Both the average alumni salary and percentage increase in graduates' salary from before the EMBA to currently, count for 40 per cent of the total score assigned to each program.
"There aren't many employers that can even begin to compete with the salary increases being offered in Calgary," said Hewitt Associates senior compensation consultant Keri Humber. HA is a global human resources outsourcing and consulting firm.
According to the HA' 29th annual "Canada salary increase survey," Calgarian workers obtained a salary increase of 5.3 per cent in 2006, significantly above the national average of 3.6 per cent.
The U of A's School of Business dean Mike Percy did note the province's booming economy was a major contributor to the EMBA program's success, but ins- isted that it wasn't the only one.
"The ranking speaks to the quality of both the students and the faculty of the program," he said.
Calgary Co-op vice-president of finance and administration Barry Heinrich--a graduate of the EMBA program--attested to the value of the program.

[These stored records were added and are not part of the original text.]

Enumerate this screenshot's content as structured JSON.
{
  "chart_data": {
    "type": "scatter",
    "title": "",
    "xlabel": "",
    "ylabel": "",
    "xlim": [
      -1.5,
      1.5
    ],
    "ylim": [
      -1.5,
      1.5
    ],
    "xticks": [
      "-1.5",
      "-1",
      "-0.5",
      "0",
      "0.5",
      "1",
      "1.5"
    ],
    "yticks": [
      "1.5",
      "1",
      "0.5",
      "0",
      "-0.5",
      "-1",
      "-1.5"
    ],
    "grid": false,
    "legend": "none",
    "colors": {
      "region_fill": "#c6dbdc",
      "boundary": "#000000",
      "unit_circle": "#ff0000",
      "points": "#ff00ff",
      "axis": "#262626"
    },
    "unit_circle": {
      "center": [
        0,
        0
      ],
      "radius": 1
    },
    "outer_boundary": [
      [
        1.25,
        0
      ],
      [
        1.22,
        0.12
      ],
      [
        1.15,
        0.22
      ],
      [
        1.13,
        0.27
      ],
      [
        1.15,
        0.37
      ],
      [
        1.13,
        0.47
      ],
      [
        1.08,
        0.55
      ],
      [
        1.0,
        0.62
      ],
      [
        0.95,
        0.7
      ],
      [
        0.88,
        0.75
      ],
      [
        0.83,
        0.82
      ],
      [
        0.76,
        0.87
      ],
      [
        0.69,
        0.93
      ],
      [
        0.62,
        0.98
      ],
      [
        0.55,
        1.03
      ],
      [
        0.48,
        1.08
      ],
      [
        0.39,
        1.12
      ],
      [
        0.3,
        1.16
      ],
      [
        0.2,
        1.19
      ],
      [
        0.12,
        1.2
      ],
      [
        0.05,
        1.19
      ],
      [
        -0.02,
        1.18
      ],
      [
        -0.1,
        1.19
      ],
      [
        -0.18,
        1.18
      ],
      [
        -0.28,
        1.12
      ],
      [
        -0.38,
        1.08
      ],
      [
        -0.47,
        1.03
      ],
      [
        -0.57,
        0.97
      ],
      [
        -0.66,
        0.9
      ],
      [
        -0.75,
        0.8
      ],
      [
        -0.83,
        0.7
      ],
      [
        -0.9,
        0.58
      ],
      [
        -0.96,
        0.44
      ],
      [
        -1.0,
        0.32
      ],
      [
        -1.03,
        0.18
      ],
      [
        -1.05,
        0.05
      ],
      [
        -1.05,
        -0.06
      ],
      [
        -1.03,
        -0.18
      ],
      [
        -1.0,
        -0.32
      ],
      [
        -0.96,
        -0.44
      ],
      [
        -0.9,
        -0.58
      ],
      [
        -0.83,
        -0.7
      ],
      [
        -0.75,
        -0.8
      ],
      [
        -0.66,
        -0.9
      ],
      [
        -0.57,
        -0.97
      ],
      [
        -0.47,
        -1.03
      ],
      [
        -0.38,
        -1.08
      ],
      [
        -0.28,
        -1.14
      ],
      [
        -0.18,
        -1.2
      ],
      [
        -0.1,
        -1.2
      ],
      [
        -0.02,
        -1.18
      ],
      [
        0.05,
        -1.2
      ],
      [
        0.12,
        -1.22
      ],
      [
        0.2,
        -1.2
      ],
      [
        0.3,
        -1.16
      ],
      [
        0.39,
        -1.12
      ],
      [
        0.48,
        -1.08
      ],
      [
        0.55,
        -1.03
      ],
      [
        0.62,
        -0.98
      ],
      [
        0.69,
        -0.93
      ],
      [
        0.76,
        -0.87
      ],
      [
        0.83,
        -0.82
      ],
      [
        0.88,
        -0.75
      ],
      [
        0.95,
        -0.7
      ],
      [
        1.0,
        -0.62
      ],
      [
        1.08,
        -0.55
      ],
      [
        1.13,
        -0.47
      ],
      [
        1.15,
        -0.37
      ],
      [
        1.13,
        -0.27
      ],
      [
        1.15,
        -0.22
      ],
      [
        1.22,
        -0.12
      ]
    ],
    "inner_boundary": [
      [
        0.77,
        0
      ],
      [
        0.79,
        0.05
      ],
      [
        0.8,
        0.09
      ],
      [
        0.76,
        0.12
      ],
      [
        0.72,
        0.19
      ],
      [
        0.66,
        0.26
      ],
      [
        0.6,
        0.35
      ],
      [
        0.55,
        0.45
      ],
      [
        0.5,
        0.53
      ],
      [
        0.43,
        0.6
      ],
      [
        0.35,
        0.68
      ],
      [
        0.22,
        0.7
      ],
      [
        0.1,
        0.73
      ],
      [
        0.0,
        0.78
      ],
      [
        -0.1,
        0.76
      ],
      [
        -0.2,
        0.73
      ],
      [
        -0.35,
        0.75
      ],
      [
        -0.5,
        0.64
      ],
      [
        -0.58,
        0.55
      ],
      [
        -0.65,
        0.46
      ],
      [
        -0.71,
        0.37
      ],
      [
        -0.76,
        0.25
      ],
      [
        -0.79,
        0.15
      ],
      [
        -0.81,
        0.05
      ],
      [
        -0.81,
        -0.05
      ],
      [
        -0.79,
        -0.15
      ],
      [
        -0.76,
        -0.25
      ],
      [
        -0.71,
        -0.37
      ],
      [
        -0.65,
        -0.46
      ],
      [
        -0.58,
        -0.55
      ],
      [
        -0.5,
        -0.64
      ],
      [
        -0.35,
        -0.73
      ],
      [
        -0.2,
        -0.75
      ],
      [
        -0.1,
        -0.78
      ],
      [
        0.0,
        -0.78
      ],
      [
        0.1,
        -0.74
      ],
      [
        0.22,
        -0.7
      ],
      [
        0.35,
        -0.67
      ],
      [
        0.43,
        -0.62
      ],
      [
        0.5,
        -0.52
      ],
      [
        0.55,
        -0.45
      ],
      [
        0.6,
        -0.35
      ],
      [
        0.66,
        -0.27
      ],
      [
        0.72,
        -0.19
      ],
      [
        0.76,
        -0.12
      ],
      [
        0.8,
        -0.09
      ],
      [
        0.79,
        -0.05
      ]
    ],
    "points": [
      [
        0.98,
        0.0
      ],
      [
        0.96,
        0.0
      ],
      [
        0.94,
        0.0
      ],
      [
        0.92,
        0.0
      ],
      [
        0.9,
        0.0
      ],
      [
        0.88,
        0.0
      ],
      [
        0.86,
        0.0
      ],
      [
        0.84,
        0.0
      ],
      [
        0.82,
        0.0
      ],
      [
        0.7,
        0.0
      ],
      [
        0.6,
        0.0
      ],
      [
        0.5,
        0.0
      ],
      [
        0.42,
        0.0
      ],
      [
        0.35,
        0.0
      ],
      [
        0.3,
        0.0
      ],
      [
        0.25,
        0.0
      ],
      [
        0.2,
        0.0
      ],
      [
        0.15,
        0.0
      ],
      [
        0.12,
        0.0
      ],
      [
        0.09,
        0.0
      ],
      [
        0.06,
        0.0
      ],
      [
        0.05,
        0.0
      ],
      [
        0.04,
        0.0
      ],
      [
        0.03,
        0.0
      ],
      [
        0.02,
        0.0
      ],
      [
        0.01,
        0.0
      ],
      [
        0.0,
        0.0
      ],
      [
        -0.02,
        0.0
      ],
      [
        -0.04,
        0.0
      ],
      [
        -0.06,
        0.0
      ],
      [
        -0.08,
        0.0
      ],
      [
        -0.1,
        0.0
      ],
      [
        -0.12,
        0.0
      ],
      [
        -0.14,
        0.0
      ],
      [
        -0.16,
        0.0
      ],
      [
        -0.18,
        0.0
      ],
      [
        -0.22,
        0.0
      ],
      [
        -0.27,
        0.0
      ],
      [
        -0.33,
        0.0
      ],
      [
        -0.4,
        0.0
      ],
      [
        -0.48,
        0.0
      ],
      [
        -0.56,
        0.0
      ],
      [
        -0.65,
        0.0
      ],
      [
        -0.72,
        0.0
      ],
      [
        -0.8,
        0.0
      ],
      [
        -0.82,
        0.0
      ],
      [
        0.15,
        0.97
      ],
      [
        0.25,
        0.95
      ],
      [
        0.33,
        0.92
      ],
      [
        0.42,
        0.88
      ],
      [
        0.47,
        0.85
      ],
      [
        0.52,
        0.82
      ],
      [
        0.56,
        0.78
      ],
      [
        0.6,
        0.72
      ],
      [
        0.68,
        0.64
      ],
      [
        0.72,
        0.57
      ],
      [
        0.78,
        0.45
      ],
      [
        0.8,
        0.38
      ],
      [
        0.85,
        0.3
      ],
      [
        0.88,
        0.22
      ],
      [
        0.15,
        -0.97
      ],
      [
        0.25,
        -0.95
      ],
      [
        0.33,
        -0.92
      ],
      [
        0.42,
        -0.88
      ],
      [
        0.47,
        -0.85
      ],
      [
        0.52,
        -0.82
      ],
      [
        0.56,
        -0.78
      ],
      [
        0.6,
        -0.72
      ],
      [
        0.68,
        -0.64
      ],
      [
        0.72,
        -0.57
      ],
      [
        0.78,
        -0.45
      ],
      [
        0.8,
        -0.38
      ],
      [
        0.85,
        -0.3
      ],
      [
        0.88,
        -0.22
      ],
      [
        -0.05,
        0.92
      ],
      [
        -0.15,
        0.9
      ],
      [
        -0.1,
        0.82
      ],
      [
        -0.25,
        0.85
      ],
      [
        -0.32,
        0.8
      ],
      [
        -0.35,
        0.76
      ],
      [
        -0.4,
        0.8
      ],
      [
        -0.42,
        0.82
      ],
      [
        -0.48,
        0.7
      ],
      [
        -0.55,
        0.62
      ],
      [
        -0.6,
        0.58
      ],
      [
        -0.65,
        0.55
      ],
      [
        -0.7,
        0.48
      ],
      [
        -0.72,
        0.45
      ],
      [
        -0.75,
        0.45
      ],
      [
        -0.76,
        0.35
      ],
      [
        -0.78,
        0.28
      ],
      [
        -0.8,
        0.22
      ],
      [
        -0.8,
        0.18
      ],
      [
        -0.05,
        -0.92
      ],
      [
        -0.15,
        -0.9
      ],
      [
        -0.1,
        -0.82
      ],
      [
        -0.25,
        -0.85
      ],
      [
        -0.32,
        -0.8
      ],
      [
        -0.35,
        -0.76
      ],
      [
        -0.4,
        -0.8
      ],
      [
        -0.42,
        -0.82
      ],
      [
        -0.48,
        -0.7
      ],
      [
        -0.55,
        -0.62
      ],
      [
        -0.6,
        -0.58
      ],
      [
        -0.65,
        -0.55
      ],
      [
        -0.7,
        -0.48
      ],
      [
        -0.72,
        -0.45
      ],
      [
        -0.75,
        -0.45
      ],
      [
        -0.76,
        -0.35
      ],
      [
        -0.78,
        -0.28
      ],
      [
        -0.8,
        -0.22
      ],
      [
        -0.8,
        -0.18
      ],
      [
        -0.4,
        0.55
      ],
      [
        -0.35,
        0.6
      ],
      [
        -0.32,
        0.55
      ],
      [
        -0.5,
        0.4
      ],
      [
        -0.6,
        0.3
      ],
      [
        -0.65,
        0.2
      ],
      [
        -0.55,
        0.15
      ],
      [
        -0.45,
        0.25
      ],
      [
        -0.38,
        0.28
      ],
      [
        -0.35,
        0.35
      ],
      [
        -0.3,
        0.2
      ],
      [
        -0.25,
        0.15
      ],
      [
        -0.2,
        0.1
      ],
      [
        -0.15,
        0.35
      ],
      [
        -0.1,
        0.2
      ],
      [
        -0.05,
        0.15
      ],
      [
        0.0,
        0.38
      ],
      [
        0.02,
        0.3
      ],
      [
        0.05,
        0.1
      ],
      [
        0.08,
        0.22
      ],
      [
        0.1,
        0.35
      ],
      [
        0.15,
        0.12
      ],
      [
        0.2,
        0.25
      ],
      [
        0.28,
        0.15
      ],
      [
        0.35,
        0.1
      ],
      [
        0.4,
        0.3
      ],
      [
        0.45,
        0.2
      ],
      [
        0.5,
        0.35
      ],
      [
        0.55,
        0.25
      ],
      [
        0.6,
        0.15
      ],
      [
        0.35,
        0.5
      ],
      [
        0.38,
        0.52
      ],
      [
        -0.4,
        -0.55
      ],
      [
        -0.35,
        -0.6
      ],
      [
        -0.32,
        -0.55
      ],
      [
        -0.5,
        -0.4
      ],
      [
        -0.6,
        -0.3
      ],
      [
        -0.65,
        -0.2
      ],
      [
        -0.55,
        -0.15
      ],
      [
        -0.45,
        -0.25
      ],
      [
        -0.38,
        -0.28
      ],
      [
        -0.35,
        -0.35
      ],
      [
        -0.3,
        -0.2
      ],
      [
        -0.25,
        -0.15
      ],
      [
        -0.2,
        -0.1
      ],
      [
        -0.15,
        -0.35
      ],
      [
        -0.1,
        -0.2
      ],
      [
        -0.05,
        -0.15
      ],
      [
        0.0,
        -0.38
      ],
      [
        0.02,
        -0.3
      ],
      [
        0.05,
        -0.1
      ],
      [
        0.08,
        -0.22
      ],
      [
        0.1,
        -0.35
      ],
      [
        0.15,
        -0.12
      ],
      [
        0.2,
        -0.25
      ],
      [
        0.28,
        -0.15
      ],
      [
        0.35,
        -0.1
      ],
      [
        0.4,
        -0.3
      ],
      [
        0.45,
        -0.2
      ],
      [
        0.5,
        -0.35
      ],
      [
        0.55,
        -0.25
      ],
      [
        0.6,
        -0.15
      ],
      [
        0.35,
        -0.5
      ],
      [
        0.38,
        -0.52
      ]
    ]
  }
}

"It really broadens your perspective and gets rid of the 'tunnel vision' that you find in many trades," he said.
Jones explained he was especially pleased with the program's placement in the 22nd spot in the "aims achieved" category.
The "aims achieved" criterion assesses the degree to which the school has enabled respondents to fulfill their goals or reasons for doing an EMBA.
The Alberta/Haskayne EMBA is a 20-month program offered to 80 students annually, featuring an executive speaker series and an international study trip.